The poem opens with a curious metaphor; the poet's pen is like a gun. We know that guns are powerful. How is a pen powerful like a gun? This question rests in the back of the reader's mind as the poet presents memories of his father and grandfather. 


Both of the poet's progenitors are presented as powerful, hard-working men who used shovels in their work. The father apparently learned how to use a spade from his father. Ireland has been, for many people and across generations, a difficult place to make a living. Various historical events and conditions have relegated many to a life of brute labor. One would expect the son, the poet, to be doing the same thing, yet he is with pen in hand, writing about his father digging a flower bed and remembering the years of potato planting. The reader wonders: What are the connections between the older men and the poet? 

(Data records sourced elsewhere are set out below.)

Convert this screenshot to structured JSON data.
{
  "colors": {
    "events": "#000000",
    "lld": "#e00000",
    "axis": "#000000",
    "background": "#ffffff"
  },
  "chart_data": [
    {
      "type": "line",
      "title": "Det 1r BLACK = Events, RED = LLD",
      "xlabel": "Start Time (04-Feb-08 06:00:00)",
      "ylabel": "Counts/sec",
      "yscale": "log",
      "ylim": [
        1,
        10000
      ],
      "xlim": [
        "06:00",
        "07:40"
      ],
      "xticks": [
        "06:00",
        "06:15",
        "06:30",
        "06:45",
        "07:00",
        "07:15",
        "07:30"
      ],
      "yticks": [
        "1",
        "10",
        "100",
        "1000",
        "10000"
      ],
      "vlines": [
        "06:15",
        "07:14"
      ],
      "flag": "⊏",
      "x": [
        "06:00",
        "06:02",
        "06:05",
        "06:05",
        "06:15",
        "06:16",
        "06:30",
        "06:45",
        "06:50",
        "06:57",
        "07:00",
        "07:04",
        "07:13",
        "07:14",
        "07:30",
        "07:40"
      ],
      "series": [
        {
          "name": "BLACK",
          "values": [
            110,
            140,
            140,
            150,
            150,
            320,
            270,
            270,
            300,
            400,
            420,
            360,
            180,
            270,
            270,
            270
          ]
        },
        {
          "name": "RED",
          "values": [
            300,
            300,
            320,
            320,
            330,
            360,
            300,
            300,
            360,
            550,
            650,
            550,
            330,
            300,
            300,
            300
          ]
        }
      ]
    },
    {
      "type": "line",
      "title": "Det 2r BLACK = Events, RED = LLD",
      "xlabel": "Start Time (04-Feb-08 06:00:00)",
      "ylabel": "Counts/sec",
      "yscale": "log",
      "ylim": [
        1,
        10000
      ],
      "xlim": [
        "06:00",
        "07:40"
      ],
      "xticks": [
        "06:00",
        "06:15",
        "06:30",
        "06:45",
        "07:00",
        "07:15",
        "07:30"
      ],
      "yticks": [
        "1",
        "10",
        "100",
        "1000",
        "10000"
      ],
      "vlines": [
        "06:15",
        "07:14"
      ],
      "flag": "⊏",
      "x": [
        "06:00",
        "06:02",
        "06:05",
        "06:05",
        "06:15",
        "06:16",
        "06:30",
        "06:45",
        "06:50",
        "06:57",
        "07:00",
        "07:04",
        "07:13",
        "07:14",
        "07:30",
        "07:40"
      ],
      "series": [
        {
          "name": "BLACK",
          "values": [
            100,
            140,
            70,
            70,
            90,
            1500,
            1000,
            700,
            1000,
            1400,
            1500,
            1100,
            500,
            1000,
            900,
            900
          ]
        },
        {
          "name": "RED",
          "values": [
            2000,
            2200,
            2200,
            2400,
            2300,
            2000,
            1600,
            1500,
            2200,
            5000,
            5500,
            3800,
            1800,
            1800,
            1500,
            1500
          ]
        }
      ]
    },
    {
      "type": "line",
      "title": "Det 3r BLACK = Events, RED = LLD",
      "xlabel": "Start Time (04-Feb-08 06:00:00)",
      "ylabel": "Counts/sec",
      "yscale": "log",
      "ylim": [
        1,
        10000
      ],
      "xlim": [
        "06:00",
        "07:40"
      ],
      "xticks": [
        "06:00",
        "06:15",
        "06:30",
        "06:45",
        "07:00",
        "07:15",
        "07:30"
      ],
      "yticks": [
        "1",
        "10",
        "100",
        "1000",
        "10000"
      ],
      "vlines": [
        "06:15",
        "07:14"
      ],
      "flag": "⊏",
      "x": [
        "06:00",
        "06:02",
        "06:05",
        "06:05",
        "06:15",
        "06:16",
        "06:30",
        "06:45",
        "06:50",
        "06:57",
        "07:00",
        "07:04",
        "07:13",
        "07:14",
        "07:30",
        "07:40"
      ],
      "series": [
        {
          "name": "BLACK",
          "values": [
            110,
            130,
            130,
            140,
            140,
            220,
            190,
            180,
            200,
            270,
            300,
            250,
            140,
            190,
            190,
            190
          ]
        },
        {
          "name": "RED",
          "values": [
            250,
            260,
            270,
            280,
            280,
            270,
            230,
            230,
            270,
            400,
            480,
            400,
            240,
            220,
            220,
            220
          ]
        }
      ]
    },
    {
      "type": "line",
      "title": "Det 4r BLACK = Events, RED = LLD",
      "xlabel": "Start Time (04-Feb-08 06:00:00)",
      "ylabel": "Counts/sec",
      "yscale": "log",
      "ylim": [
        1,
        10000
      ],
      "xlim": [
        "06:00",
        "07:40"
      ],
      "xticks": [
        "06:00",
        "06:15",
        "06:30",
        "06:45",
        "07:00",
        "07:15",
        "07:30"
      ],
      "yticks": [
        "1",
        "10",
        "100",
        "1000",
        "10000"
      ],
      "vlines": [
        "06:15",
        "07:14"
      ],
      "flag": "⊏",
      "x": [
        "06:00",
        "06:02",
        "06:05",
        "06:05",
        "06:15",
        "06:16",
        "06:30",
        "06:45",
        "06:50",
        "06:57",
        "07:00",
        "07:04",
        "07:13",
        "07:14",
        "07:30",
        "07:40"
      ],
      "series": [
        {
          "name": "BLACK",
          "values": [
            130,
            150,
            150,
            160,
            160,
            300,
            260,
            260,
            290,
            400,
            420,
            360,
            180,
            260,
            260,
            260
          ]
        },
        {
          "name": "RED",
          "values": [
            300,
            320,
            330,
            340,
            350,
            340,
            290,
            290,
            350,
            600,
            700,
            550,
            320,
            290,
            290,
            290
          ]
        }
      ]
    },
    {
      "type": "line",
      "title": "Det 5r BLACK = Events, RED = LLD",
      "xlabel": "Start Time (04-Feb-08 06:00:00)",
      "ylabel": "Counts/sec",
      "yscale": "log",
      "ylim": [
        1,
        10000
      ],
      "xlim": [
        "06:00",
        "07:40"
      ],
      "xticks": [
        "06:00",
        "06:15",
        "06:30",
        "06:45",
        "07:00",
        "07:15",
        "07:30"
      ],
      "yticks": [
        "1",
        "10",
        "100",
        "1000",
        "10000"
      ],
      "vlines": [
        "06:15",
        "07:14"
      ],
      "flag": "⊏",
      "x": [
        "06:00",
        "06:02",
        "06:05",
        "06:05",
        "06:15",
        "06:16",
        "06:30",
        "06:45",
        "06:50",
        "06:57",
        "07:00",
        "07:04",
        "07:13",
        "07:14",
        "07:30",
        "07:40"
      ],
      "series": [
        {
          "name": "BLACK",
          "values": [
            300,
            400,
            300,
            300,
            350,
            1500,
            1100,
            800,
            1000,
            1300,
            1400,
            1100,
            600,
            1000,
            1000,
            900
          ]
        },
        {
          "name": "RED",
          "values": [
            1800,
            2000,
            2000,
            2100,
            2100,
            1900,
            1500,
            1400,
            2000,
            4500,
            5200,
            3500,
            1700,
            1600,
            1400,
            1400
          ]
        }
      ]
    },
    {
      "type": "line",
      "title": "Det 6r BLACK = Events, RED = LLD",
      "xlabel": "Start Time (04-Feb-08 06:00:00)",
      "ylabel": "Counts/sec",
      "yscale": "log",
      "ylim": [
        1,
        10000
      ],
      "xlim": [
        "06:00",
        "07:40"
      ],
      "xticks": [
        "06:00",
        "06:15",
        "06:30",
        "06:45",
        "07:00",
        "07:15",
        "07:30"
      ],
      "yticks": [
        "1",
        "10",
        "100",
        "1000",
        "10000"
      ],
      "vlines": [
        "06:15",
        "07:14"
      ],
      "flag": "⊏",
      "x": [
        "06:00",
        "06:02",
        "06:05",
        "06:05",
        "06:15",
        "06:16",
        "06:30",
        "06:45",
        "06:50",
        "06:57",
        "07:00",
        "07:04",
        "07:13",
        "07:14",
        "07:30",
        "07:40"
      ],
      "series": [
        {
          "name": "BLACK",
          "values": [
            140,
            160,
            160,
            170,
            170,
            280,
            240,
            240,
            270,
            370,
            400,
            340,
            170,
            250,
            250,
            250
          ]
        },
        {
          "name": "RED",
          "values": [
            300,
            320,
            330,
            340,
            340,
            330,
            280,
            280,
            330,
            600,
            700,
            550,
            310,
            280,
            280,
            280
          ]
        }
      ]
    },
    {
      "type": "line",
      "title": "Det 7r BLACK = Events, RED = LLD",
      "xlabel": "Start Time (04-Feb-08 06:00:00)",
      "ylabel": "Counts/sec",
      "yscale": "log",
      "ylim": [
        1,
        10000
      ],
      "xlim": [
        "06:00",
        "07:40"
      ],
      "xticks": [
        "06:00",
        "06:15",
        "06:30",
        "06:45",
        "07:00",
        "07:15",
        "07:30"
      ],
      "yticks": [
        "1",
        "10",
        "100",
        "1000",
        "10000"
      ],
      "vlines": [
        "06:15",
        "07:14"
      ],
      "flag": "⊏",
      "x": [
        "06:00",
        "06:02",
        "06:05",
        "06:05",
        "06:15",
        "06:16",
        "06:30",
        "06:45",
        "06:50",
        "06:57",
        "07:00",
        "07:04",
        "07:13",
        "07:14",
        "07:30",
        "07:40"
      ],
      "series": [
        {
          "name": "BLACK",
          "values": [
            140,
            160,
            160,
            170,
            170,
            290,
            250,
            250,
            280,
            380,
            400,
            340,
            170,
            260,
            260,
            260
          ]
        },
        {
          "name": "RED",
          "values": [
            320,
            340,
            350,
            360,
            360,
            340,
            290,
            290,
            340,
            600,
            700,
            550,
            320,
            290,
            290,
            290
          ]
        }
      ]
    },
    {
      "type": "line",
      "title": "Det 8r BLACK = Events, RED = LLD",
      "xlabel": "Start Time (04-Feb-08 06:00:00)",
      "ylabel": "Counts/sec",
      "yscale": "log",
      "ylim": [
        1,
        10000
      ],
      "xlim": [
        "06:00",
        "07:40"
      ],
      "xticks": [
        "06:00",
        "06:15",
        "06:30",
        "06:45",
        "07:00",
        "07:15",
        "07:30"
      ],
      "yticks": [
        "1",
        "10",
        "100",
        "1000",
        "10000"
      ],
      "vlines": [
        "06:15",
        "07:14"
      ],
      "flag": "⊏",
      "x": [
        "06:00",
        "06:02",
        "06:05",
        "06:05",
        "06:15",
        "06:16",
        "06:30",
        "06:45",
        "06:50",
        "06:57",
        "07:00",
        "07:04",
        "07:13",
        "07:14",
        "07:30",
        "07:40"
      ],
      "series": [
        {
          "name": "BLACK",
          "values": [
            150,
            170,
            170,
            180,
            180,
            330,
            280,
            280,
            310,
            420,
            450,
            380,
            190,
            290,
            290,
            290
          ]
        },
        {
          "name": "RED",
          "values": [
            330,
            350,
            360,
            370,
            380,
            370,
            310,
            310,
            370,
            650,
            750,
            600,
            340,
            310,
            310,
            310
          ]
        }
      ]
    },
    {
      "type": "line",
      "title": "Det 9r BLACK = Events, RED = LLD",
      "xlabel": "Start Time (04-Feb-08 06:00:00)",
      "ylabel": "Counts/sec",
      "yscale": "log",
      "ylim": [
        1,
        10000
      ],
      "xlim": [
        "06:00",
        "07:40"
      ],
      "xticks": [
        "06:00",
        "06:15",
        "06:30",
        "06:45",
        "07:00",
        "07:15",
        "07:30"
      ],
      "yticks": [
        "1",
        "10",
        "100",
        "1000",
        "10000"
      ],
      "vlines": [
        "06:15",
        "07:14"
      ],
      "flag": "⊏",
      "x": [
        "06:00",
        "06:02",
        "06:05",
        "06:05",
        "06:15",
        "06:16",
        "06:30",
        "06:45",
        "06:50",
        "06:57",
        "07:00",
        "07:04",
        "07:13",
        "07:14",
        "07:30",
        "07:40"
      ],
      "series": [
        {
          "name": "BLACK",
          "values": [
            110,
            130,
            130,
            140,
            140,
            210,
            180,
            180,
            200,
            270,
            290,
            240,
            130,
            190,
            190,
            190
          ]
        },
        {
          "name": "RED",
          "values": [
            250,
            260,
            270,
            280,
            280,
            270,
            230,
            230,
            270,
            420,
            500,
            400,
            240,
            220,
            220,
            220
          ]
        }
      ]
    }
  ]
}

The pen in hand, the one that is powerful like a gun, becomes, metaphorically, a spade. This is what the three men have in common. Poetry digs into everyday things to find the deeper meanings in them and deeper connections between them. On the surface it looks as if there are few connections between the older men and the poet, yet when you look past the surface, which Heaney does through metaphor, a pen becomes as powerful as a spade. Language is like a gun; words can cause people to soar and they can send people to deepest despair. When a poet digs deeply, he or she can have a profound influence on others by causing them to rethink the familiar. Implicit to the poem is the poet's apparent hope that he is as good a digger as the men who came before him.